Après toutes ces concessions, Li pouvait s’envoler à Dubrovnik (Croatie) pour un rendez-vous moins conflictuel, le 9ème sommet « 16+1 » avec 16 nations d’Europe Centrale et de l’Est (CEEC) dont 11 membres de l’UE et quatre candidats à son accession, tous en attente des milliards de $ chinois (déjà 15,4 milliards de $ versés depuis 2012) en investissements d’infrastructure « BRI ». La rencontre de Dubrovnik revêtait une signification particulière, car un nouveau membre devait le rejoindre et non des moindres, la Grèce : le « 16+1» devenait « 17+1 ». Vis-à-vis de ce soutien chinois à l’Europe Centrale, Bruxelles, Paris et Berlin expriment leur réticence. En 2017, le veto grec, commandé par la Chine, à une motion européenne sur les droits de l’Homme, restait dans tous les esprits : la Chine tentait de « diviser pour régner » ! Avant sa venue à Bruxelles, Li voulait rassurer, dans une interview au quotidien allemand Handelsblatt, en réitérant sa promesse de loyauté envers la construction européenne, et son « indéfectible soutien à sa prospérité et à son unité ».
À écouter le politologue londonien Kerry Brown, Li Keqiang pourrait être sincère, et refléter un nouveau tropisme pro-européen au sein du leadership socialiste. Sous la houlette erratique de D. Trump, les Etats-Unis ont cessé d’être fiables, et la Chine doit se reposer sur la base de stabilité qui lui reste—l’Union Européenne, désormais plus respectée, et plus motivée à faire front commun. De ce point de vue, le fait pour les « 16+1 » d’avoir soumis à l’UE leurs projets d’accords, préalablement à la rencontre avec la Chine, est un pas encourageant, vers une capacité renforcée à parler d’une seule voix !  Une dernière chose est à retenir de ce sommet  euro-chinois si particulier, en rupture par rapport à des années de faits du prince et de langue de bois. Rétrospectivement, il explicite une technique qui servit si bien la Chine ces 20 dernières années, le fait de faire des promesses floues afin de pouvoir ensuite s’en distancier. Aujourd’hui cependant, les partenaires sont extrêmement précis, et tenaces : la Chine semble devoir reculer, face à l’UE, comme face aux USA. Sous réserve d’inventaire, une nouvelle ère s’ouvre.

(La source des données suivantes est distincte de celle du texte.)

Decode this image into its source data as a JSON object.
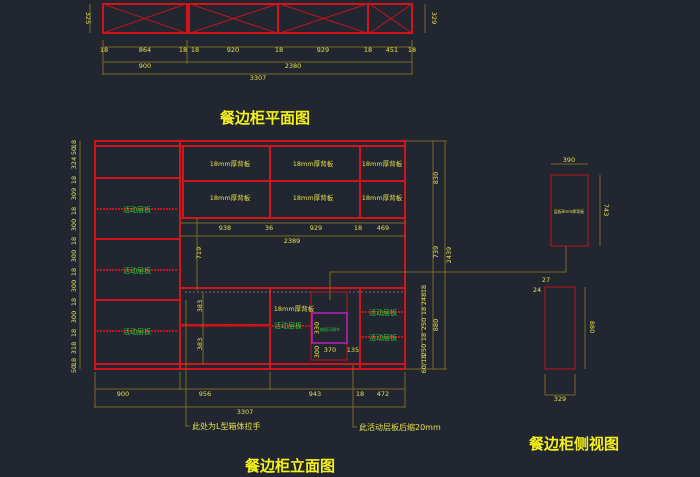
{
  "plan": {
    "title": "餐边柜平面图",
    "depth_left": "325",
    "depth_right": "329",
    "dims_row1": [
      "18",
      "864",
      "18",
      "18",
      "920",
      "18",
      "929",
      "18",
      "451",
      "18"
    ],
    "dims_row2": [
      "900",
      "2380"
    ],
    "total": "3307"
  },
  "elevation": {
    "title": "餐边柜立面图",
    "back_panel": "18mm厚背板",
    "shelf": "活动层板",
    "left_dims": [
      "18",
      "50",
      "324",
      "18",
      "309",
      "18",
      "300",
      "18",
      "300",
      "18",
      "300",
      "18",
      "300",
      "18",
      "318",
      "18",
      "50"
    ],
    "right_dims": [
      "830",
      "739",
      "2439",
      "880"
    ],
    "right_small_dims": [
      "18",
      "248",
      "18",
      "250",
      "18",
      "250",
      "60/18"
    ],
    "upper_dims": [
      "938",
      "36",
      "929",
      "18",
      "469"
    ],
    "upper_total": "2389",
    "mid_height": "719",
    "left_lower_dims": [
      "383",
      "383"
    ],
    "inner_dims": [
      "330",
      "300",
      "370",
      "135"
    ],
    "inner_label": "抽屉可调节",
    "bottom_dims": [
      "900",
      "956",
      "943",
      "18",
      "472"
    ],
    "bottom_total": "3307",
    "note_left": "此处为L型箱体拉手",
    "note_right": "此活动层板后缩20mm"
  },
  "side": {
    "title": "餐边柜侧视图",
    "top_width": "390",
    "top_height": "743",
    "top_label": "层板8mm厚背板",
    "bottom_offset_a": "27",
    "bottom_offset_b": "24",
    "bottom_height": "880",
    "bottom_width": "329"
  },
  "colors": {
    "background": "#212631",
    "cabinet": "#d4141b",
    "dimension": "#e6e04a",
    "shelf_label": "#2fcf3a",
    "highlight": "#c020c0"
  }
}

Environnement : Crédit carbone – le monstre du Loch Ness émerge 

Cent fois annoncé, cent fois reporté, le plan ETS (Emission Trading System) sort des limbes, publié le 3 avril par le ministère de l’Ecologie et de l’Environnement (MEE). Inspiré du mécanisme fonctionnant depuis une vingtaine d’années au sein de l’ONU et de l’Union Européenne, ce mécanisme de crédits carbone, veut encourager les coupes d’émissions de gaz à effet de serre (GES), suivant les obligations prises dans le cadre de la COP 21 de Paris.

Pour déployer ce système ETS, trois phases sont prévues.

– La première a lieu de 2018 à 2019, période pendant laquelle MEE et NDRC (chef d’orchestre de l’économie et cogestionnaire de l’ETS) mettent en place l’infrastructure.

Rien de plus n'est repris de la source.